Stated Flex Rating: 120
Stated Last: 102mm
BLISTER’s Measured Weight Per Boot: 1,315 grams (shell) + 225 grams (liner)
Boot Sole Length: 306mm at 27.0
Skier: 6’2”, 205 lbs., athletic, technically proficient, fast and fluid skier.
Foot: size 10.5/11 street shoe (278mm actual length); C+ width (105mm width, weighted); high instep; low-volume heel, ankle, and lower calf.
My Regular Ski Boots: 27.5 Head Raptor RD 130 (95mm last) with several punches for width in the instep and metatarsal heads, 26.5 Tecnica Cochise Pro Light (100mm last) as a touring boot.
Conditions Tested: Backcountry powder, sun affected, wind affected, in-bounds chalk, hard pack and spring slop. Basically everything.
Test Duration: 6 days of skiing
I should start by saying that I was only able to ski the SCARPA Maestrale RS for six days, so I cannot do my normal over-analysis. This review presents my first impressions of the Maestrale RS, and I hope to follow up later in the season with a more thorough going-over of the boot.
The Maestrale RS strives to be a no-compromise backcountry boot for the freeride skier who wants control and precision at speed on wide skis, without paying any penalty in weight or stride while touring. I do not think the Maestrale RS is intended to be a crossover boot per se, but if you have bindings that are compatible with the SCARPA’s heavily rockered sole, the Maestrale RS will be up to the task.
The Maestrale RS is an updated version of the original, now-two-season-old orange Maestrale. The RS features a Nylon shell, as opposed to the original’s Pebax shell. This new material choice makes the boot much more laterally rigid and also yields less shell deformation in the lower, making it effectively stiffer on snow. The RS also includes a stiffer tongue, which matches the increased performance of the shell nicely.

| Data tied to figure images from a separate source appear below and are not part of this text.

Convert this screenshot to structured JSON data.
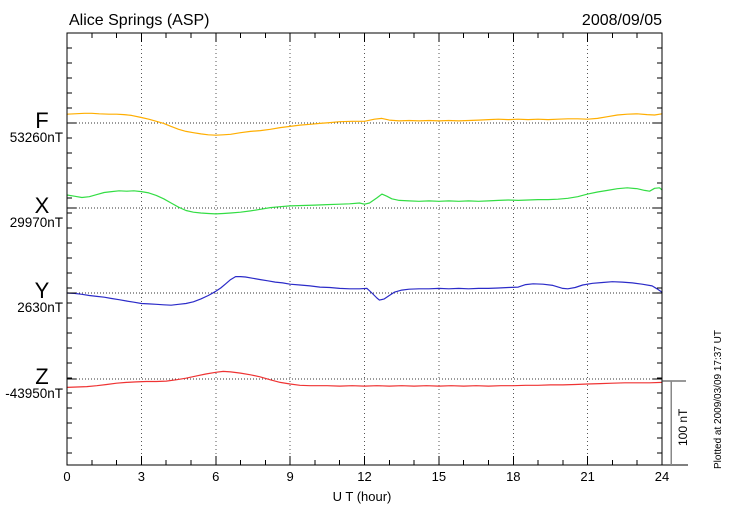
{
  "header": {
    "title": "Alice Springs (ASP)",
    "date": "2008/09/05"
  },
  "axis": {
    "xlabel": "U T (hour)",
    "x_ticks": [
      "0",
      "3",
      "6",
      "9",
      "12",
      "15",
      "18",
      "21",
      "24"
    ]
  },
  "scale_bar": {
    "label": "100 nT",
    "color": "#888888"
  },
  "footer": {
    "plotted_at": "Plotted at 2009/03/09 17:37 UT"
  },
  "channels": [
    {
      "label": "F",
      "value_label": "53260nT",
      "color": "#FFAE00"
    },
    {
      "label": "X",
      "value_label": "29970nT",
      "color": "#33DD44"
    },
    {
      "label": "Y",
      "value_label": "2630nT",
      "color": "#2B2BC8"
    },
    {
      "label": "Z",
      "value_label": "-43950nT",
      "color": "#EF3333"
    }
  ],
  "chart_data": {
    "type": "line",
    "title": "Alice Springs (ASP) magnetogram",
    "date": "2008/09/05",
    "xlabel": "U T (hour)",
    "x_range": [
      0,
      24
    ],
    "x_tick_step": 3,
    "grid": "dotted vertical lines every 3 hours, dotted horizontal baseline per trace",
    "scale_bar_nT": 100,
    "legend_position": "left margin, one colored letter per trace",
    "series": [
      {
        "name": "F",
        "base_value_nT": 53260,
        "color": "#FFAE00",
        "points": [
          [
            0,
            10.5
          ],
          [
            0.3,
            11
          ],
          [
            0.7,
            11.5
          ],
          [
            1,
            11.5
          ],
          [
            1.3,
            11
          ],
          [
            1.7,
            10.5
          ],
          [
            2,
            10.5
          ],
          [
            2.3,
            10
          ],
          [
            2.6,
            9
          ],
          [
            3,
            6.5
          ],
          [
            3.3,
            4.5
          ],
          [
            3.6,
            2
          ],
          [
            3.9,
            -0.5
          ],
          [
            4.2,
            -4
          ],
          [
            4.5,
            -7.5
          ],
          [
            4.8,
            -10
          ],
          [
            5.1,
            -11.5
          ],
          [
            5.4,
            -13
          ],
          [
            5.7,
            -14
          ],
          [
            6,
            -14.5
          ],
          [
            6.3,
            -14
          ],
          [
            6.6,
            -13.5
          ],
          [
            7,
            -11.5
          ],
          [
            7.4,
            -10
          ],
          [
            7.8,
            -9
          ],
          [
            8.2,
            -7.5
          ],
          [
            8.6,
            -5.5
          ],
          [
            9,
            -4
          ],
          [
            9.4,
            -2.5
          ],
          [
            9.8,
            -1.5
          ],
          [
            10.2,
            -0.5
          ],
          [
            10.6,
            0.5
          ],
          [
            11,
            1.5
          ],
          [
            11.5,
            2
          ],
          [
            12,
            2
          ],
          [
            12.4,
            4.5
          ],
          [
            12.7,
            5.5
          ],
          [
            13,
            3.5
          ],
          [
            13.4,
            2.5
          ],
          [
            13.8,
            3
          ],
          [
            14.2,
            2.5
          ],
          [
            14.6,
            3
          ],
          [
            15,
            2.5
          ],
          [
            15.4,
            3
          ],
          [
            15.8,
            2.5
          ],
          [
            16.2,
            3
          ],
          [
            16.6,
            3.5
          ],
          [
            17,
            4
          ],
          [
            17.4,
            4.5
          ],
          [
            17.8,
            4
          ],
          [
            18.2,
            4.5
          ],
          [
            18.6,
            4
          ],
          [
            19,
            4.5
          ],
          [
            19.4,
            4
          ],
          [
            19.8,
            4.5
          ],
          [
            20.2,
            5
          ],
          [
            20.6,
            5
          ],
          [
            21,
            4.5
          ],
          [
            21.4,
            5.5
          ],
          [
            21.8,
            7.5
          ],
          [
            22.2,
            9.5
          ],
          [
            22.6,
            10.5
          ],
          [
            23,
            11
          ],
          [
            23.4,
            10
          ],
          [
            23.7,
            9.5
          ],
          [
            24,
            11
          ]
        ]
      },
      {
        "name": "X",
        "base_value_nT": 29970,
        "color": "#33DD44",
        "points": [
          [
            0,
            15.5
          ],
          [
            0.3,
            14
          ],
          [
            0.6,
            12.5
          ],
          [
            0.9,
            13.5
          ],
          [
            1.2,
            16
          ],
          [
            1.5,
            18.5
          ],
          [
            1.8,
            19.5
          ],
          [
            2.1,
            20.5
          ],
          [
            2.4,
            20
          ],
          [
            2.7,
            20.5
          ],
          [
            3,
            19.5
          ],
          [
            3.3,
            18
          ],
          [
            3.6,
            15
          ],
          [
            3.9,
            11
          ],
          [
            4.2,
            6
          ],
          [
            4.5,
            1
          ],
          [
            4.8,
            -3
          ],
          [
            5.1,
            -5
          ],
          [
            5.4,
            -6
          ],
          [
            5.7,
            -6.5
          ],
          [
            6,
            -7
          ],
          [
            6.3,
            -6.5
          ],
          [
            6.6,
            -6
          ],
          [
            7,
            -5
          ],
          [
            7.4,
            -3.5
          ],
          [
            7.8,
            -1.5
          ],
          [
            8.2,
            0.5
          ],
          [
            8.6,
            1.5
          ],
          [
            9,
            2.5
          ],
          [
            9.5,
            3
          ],
          [
            10,
            3.5
          ],
          [
            10.5,
            4
          ],
          [
            11,
            4.5
          ],
          [
            11.4,
            5
          ],
          [
            11.8,
            6
          ],
          [
            12,
            4.5
          ],
          [
            12.2,
            6
          ],
          [
            12.5,
            12
          ],
          [
            12.7,
            16.5
          ],
          [
            12.9,
            14
          ],
          [
            13.1,
            11
          ],
          [
            13.4,
            9
          ],
          [
            13.8,
            8.5
          ],
          [
            14.2,
            8
          ],
          [
            14.6,
            8.5
          ],
          [
            15,
            8
          ],
          [
            15.4,
            8.5
          ],
          [
            15.8,
            8
          ],
          [
            16.2,
            8.5
          ],
          [
            16.6,
            8
          ],
          [
            17,
            8.5
          ],
          [
            17.4,
            9
          ],
          [
            17.8,
            9.5
          ],
          [
            18.2,
            9
          ],
          [
            18.6,
            9.5
          ],
          [
            19,
            10
          ],
          [
            19.4,
            10
          ],
          [
            19.8,
            10.5
          ],
          [
            20.2,
            11.5
          ],
          [
            20.6,
            13.5
          ],
          [
            21,
            16.5
          ],
          [
            21.4,
            19
          ],
          [
            21.8,
            21
          ],
          [
            22.2,
            23
          ],
          [
            22.6,
            24
          ],
          [
            23,
            23
          ],
          [
            23.3,
            21
          ],
          [
            23.5,
            20
          ],
          [
            23.7,
            23.5
          ],
          [
            23.9,
            24
          ],
          [
            24,
            21.5
          ]
        ]
      },
      {
        "name": "Y",
        "base_value_nT": 2630,
        "color": "#2B2BC8",
        "points": [
          [
            0,
            0
          ],
          [
            0.3,
            -0.5
          ],
          [
            0.6,
            -1.5
          ],
          [
            0.9,
            -3
          ],
          [
            1.2,
            -4
          ],
          [
            1.5,
            -5
          ],
          [
            1.8,
            -6.5
          ],
          [
            2.1,
            -8
          ],
          [
            2.4,
            -9.5
          ],
          [
            2.7,
            -11
          ],
          [
            3,
            -12.5
          ],
          [
            3.3,
            -13
          ],
          [
            3.6,
            -13.5
          ],
          [
            3.9,
            -14
          ],
          [
            4.2,
            -14.5
          ],
          [
            4.5,
            -13.5
          ],
          [
            4.8,
            -12.5
          ],
          [
            5.1,
            -10.5
          ],
          [
            5.4,
            -7
          ],
          [
            5.7,
            -3
          ],
          [
            6,
            2
          ],
          [
            6.2,
            6
          ],
          [
            6.4,
            11
          ],
          [
            6.6,
            16
          ],
          [
            6.8,
            19.5
          ],
          [
            7,
            19.5
          ],
          [
            7.2,
            19
          ],
          [
            7.5,
            17.5
          ],
          [
            7.8,
            16
          ],
          [
            8.1,
            14.5
          ],
          [
            8.4,
            13
          ],
          [
            8.7,
            12
          ],
          [
            9,
            10.5
          ],
          [
            9.4,
            9.5
          ],
          [
            9.8,
            8.5
          ],
          [
            10.2,
            7
          ],
          [
            10.6,
            6.5
          ],
          [
            11,
            5.5
          ],
          [
            11.4,
            5
          ],
          [
            11.8,
            5
          ],
          [
            12.1,
            5.5
          ],
          [
            12.3,
            0
          ],
          [
            12.5,
            -6
          ],
          [
            12.6,
            -8.5
          ],
          [
            12.8,
            -7
          ],
          [
            13,
            -3
          ],
          [
            13.2,
            1
          ],
          [
            13.5,
            3.5
          ],
          [
            13.8,
            4.5
          ],
          [
            14.2,
            5
          ],
          [
            14.6,
            5
          ],
          [
            15,
            5.5
          ],
          [
            15.4,
            5
          ],
          [
            15.8,
            5.5
          ],
          [
            16.2,
            5
          ],
          [
            16.6,
            5.5
          ],
          [
            17,
            5.5
          ],
          [
            17.4,
            6
          ],
          [
            17.8,
            6.5
          ],
          [
            18.2,
            7
          ],
          [
            18.5,
            10
          ],
          [
            18.8,
            11
          ],
          [
            19.2,
            10.5
          ],
          [
            19.6,
            9
          ],
          [
            20,
            5.5
          ],
          [
            20.2,
            5
          ],
          [
            20.5,
            6.5
          ],
          [
            20.8,
            9.5
          ],
          [
            21.2,
            11.5
          ],
          [
            21.6,
            12.5
          ],
          [
            22,
            13.5
          ],
          [
            22.4,
            13
          ],
          [
            22.8,
            12
          ],
          [
            23.2,
            10.5
          ],
          [
            23.6,
            8.5
          ],
          [
            23.8,
            5
          ],
          [
            24,
            1
          ]
        ]
      },
      {
        "name": "Z",
        "base_value_nT": -43950,
        "color": "#EF3333",
        "points": [
          [
            0,
            -10
          ],
          [
            0.4,
            -9.5
          ],
          [
            0.8,
            -9
          ],
          [
            1.2,
            -8
          ],
          [
            1.6,
            -6.5
          ],
          [
            2,
            -5
          ],
          [
            2.4,
            -4
          ],
          [
            2.8,
            -3.5
          ],
          [
            3.2,
            -3
          ],
          [
            3.6,
            -3
          ],
          [
            4,
            -2.5
          ],
          [
            4.4,
            -1
          ],
          [
            4.8,
            1
          ],
          [
            5.2,
            3.5
          ],
          [
            5.6,
            6
          ],
          [
            6,
            8
          ],
          [
            6.3,
            9
          ],
          [
            6.6,
            8.5
          ],
          [
            7,
            7
          ],
          [
            7.4,
            5
          ],
          [
            7.8,
            2.5
          ],
          [
            8.2,
            -1
          ],
          [
            8.6,
            -4
          ],
          [
            9,
            -6
          ],
          [
            9.4,
            -7.5
          ],
          [
            9.8,
            -8
          ],
          [
            10.5,
            -8
          ],
          [
            11,
            -8.5
          ],
          [
            11.5,
            -8
          ],
          [
            12,
            -8.5
          ],
          [
            12.5,
            -8
          ],
          [
            13,
            -8.5
          ],
          [
            13.5,
            -8
          ],
          [
            14,
            -8.5
          ],
          [
            14.5,
            -8
          ],
          [
            15,
            -8.5
          ],
          [
            15.5,
            -8
          ],
          [
            16,
            -8.5
          ],
          [
            16.5,
            -8
          ],
          [
            17,
            -8.5
          ],
          [
            17.5,
            -8
          ],
          [
            18,
            -8
          ],
          [
            18.5,
            -7.5
          ],
          [
            19,
            -7.5
          ],
          [
            19.5,
            -7
          ],
          [
            20,
            -7
          ],
          [
            20.5,
            -6.5
          ],
          [
            21,
            -6
          ],
          [
            21.5,
            -5.5
          ],
          [
            22,
            -5
          ],
          [
            22.5,
            -4.5
          ],
          [
            23,
            -4.5
          ],
          [
            23.5,
            -4.5
          ],
          [
            24,
            -4
          ]
        ]
      }
    ]
  }
}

The Maestrale RS comes in at an attractive ~1,550g weight. That is weight-competitive with the new Dynafit Vulcan and Mercury, and is actually a shade lighter than the original Maestrale.
Neither of the Maestrale boots nor the Dynafit Vulcan nor Mercury boots have replaceable toe and heel blocks. If you count grams, this is likely not important to you, but if you like to switch between alpine and AT bindings, or replace the boot soles regularly when they are smoked from scrambling on rocks, replaceable soles do add about 200 grams to the system’s weight. The Cochise Pro Light boot comes in 180g heavier, but does have replaceable soles.

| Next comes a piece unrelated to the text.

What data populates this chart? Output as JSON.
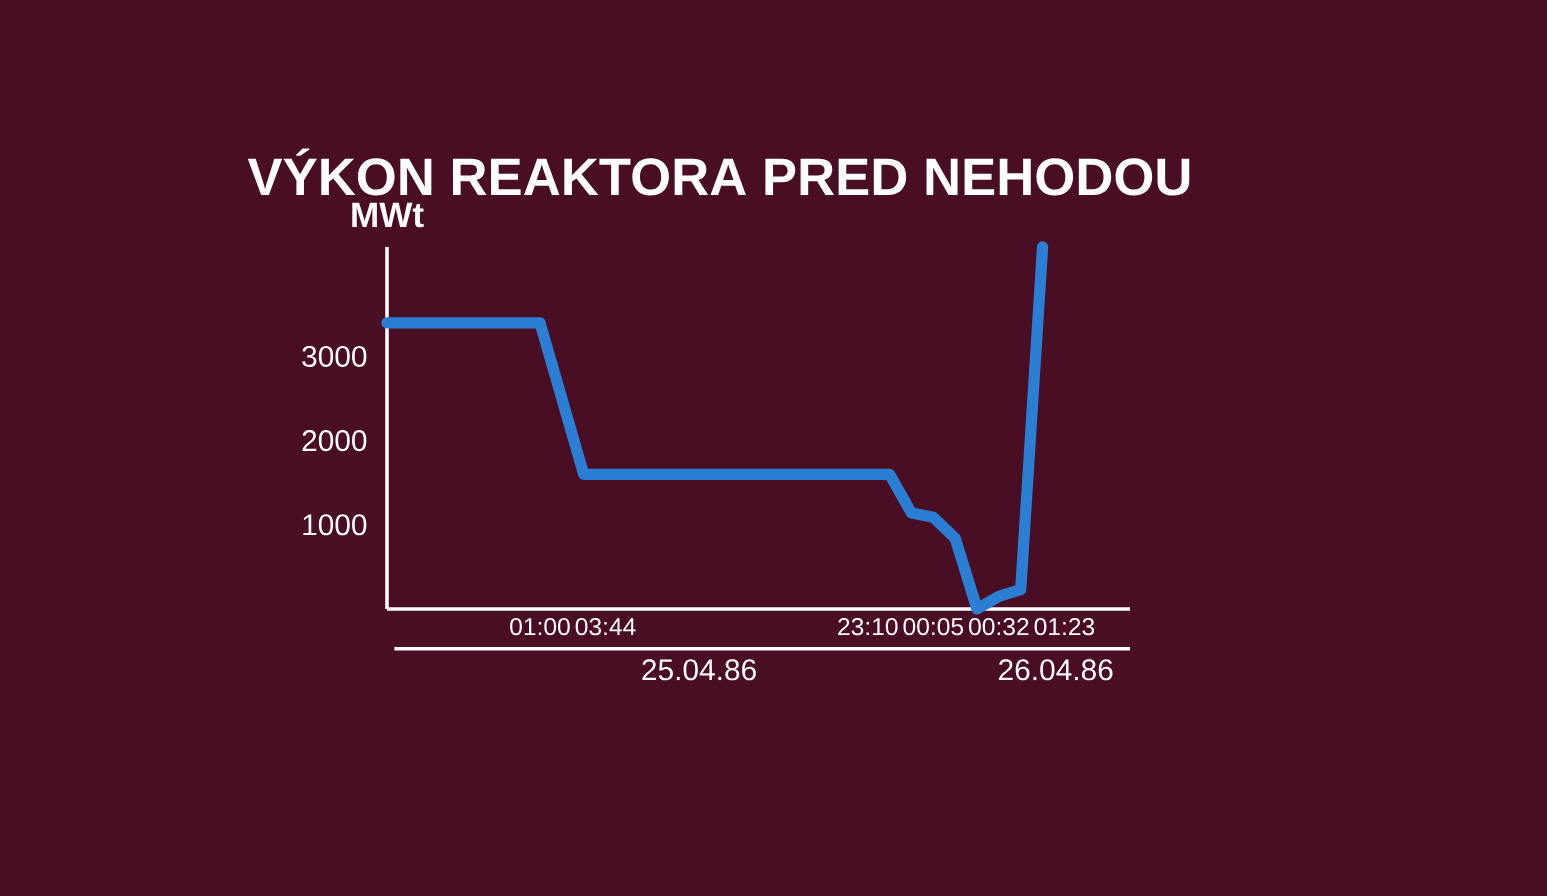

I, for one, really appreciate that SCARPA includes an Intuition Pro Tour liner with this boot. They are light, warm, heat moldable, and match the shell nicely. That said, I did need to put “L-pads” around the ankle of the liner to get adequate heel hold. Should you feel heel-lift, that would be my first suggestion. (You might also be interested in reading my Intuition Liners review.)
The fit of the boot itself is very comfortable out of the box, which typically is worrisome, and often indicative of a boot that’s too big. But in this case, the initial fit is deceptively precise. The original Maestrale was roundly praised for skiing much better than its soft flex might indicate, due to a precise shape that gave the skier more control over the skis than they otherwise would in a stiffer but less anatomical shell.
The RS offers nice closure on the front fold of the ankle and lower tibia, decent heel hold, and a nicely shaped toe-box that will fit most feet without issue. I don’t really have much to say here, SCARPA really did their homework on the anatomy, and the Maestrale RS will fit most feet straight out of the box. I would compare the overall shape of the Maestrale to some of the top-selling alpine boots out there, such as a Lange RX. A very nice fit that will work with most feet.
I do think that the side-pivoting tongue arrangement is a bit finicky, and it takes a little practice to figure out how to fold the upper buckle out of the way, pivot the tongue, and then put it all back together…but it works. No harm, no foul. But expect a learning curve.